Hospitals seek 90% reduction in specimen errors in 90 days

Can hospitals see a 90% reduction in mislabeled specimens within 90 days? Some hospitals in South Carolina have, and others are about to find out by trying a new toolkit to prevent mislabeled blood specimens used by a hospital that did experience that huge improvement.

Released recently by the South Carolina Hospital Association (SCHA), the toolkit was built from a proposition that by promoting the "just culture" concept, hospitals can radically reduce errors.

The mislabeled blood specimen is an example of a classic, simple, but potentially tragic error. Blood is drawn from one patient at bedside, but the barcoded identification label of another patient is affixed to the vial, says David Marx, father of the just culture concept and CEO of Outcome Engenuity, a Dallas-based management consulting firm that worked with the SCHA to develop and release the toolkit.

"It is not a rare event in our nation's hospitals, occurring as frequently as one out of every 1,000 blood draws," Marx says. "The impact can be disastrous. You're incorrectly diagnosed with a disease you do not have, an unnecessary procedure is performed on you, or you receive the wrong blood in a transfusion, simply because another patient's pre-printed label is affixed to your blood specimen."

The just culture approach is ideal for addressing this problem, Marx says. The problem won't be solved by blaming individuals for errors, he says. "Around the country, hospitals are trying to fix problems by whacking their employees into submission," Marx says. "It's not a good strategy, for the employee or the patients they serve."

Using the just culture method, the toolkit employs a specific strategy for blood collection safety called The Final Check.

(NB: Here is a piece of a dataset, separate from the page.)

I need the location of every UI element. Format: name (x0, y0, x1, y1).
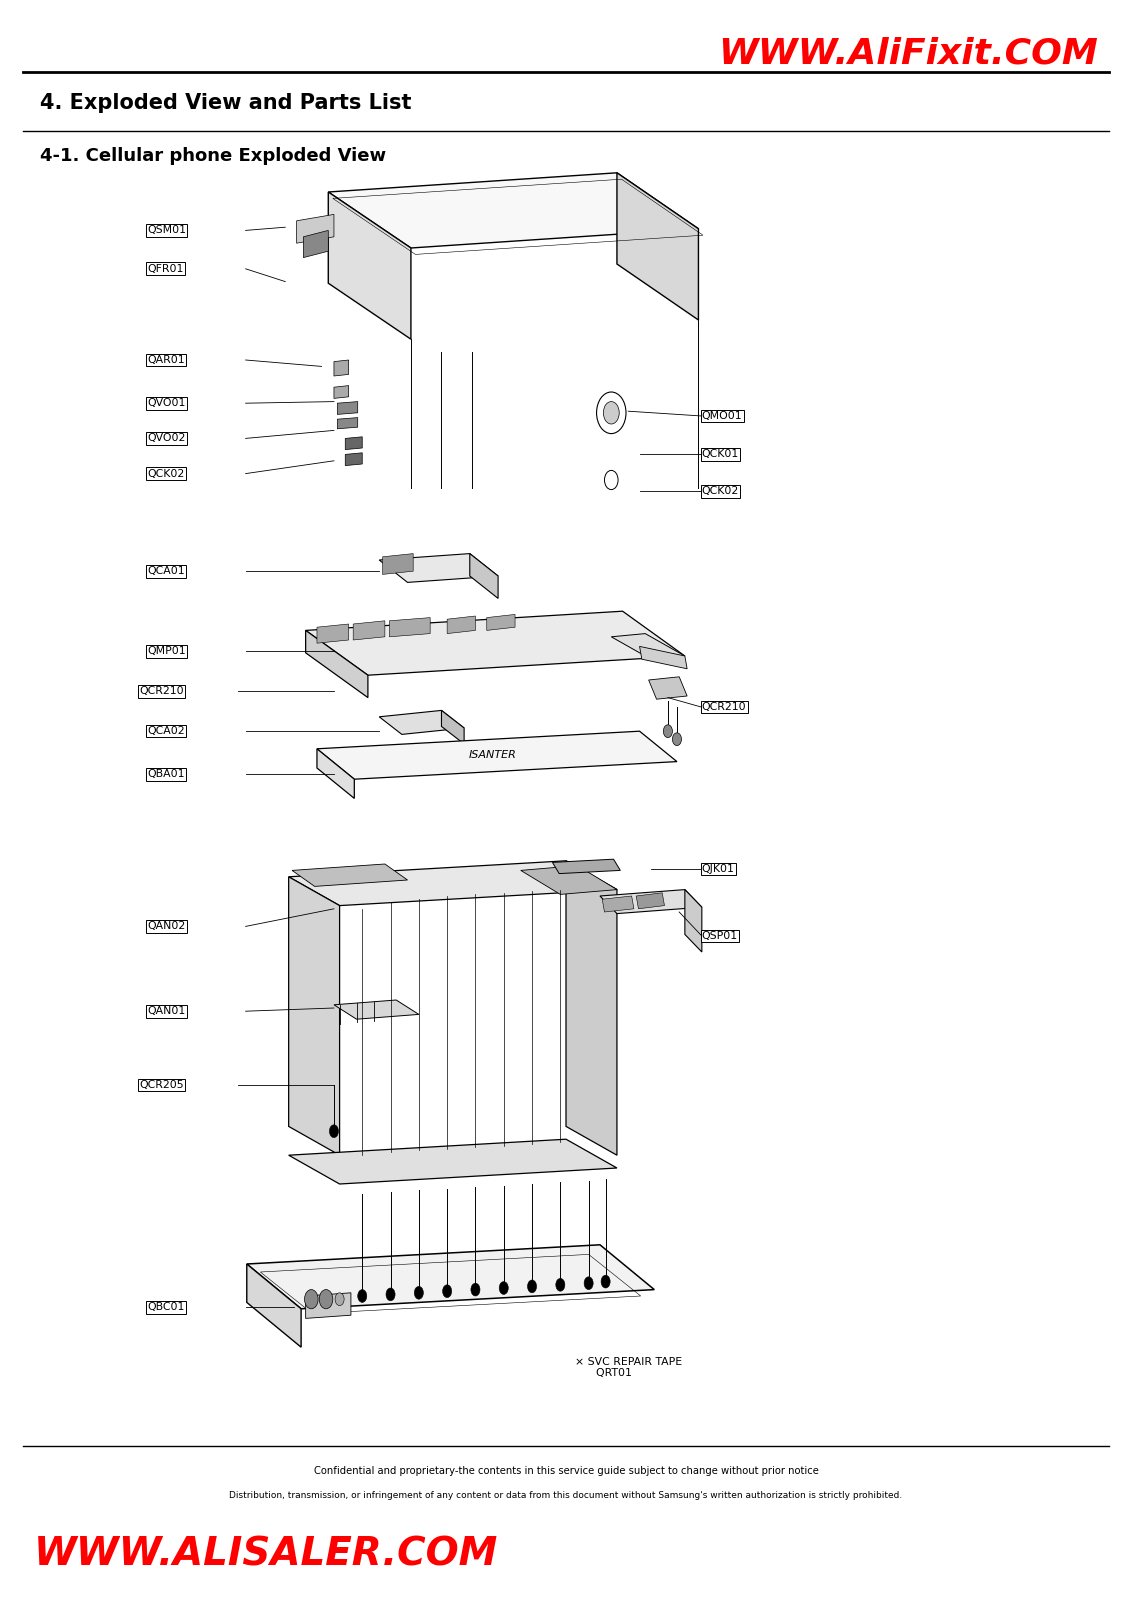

A nurse at bedside draws the blood, affixes a pre-printed label, and then speaking out loud, in front of the patient, reads the last three digits of the medical record number from the patient's arm band and then from the blood specimen container. For example, the nurse would say "749, 749, confirmed" so the patient could hear.

The process reduced mislabeled blood specimens by 90% at Palmetto Health Richland Hospital in Columbia, SC, where the Final Check was first designed and implemented, says Lorri Gibbons, vice president of quality improvement and patient safety at the South Carolina Hospital Association. Similar results were seen at five other hospitals: four in South Carolina, and one in North Carolina.

"The just culture shifts focus from the harm and who to blame, and instead targets the design of the system around the healthcare provider and the behavioral choices of providers in those systems," Gibbons says.

Rather than waiting to discover a mislabeled specimen and then disciplining the nurse or lab technician involved, hospitals would instead focus their employees on the behavioral choices most critical to the safe patient care, Gibbons explains. The hospital leaders recognize that their staff members cannot be perfect, but that they do have choices to make. With the right system around them and the proper focus on how to label a specimen, healthcare providers could produce much better results, she says.

"We had to show the world that there was a better way," Gibbons says. "We wanted to show nurses and lab technicians that there was indeed a better way to do their work. We had to help them be safe. In doing so, we've created a national best practice for specimen labeling."

The Final Check toolkit, as well as reference videos, is available free of charge at www.thefinalcheck.org.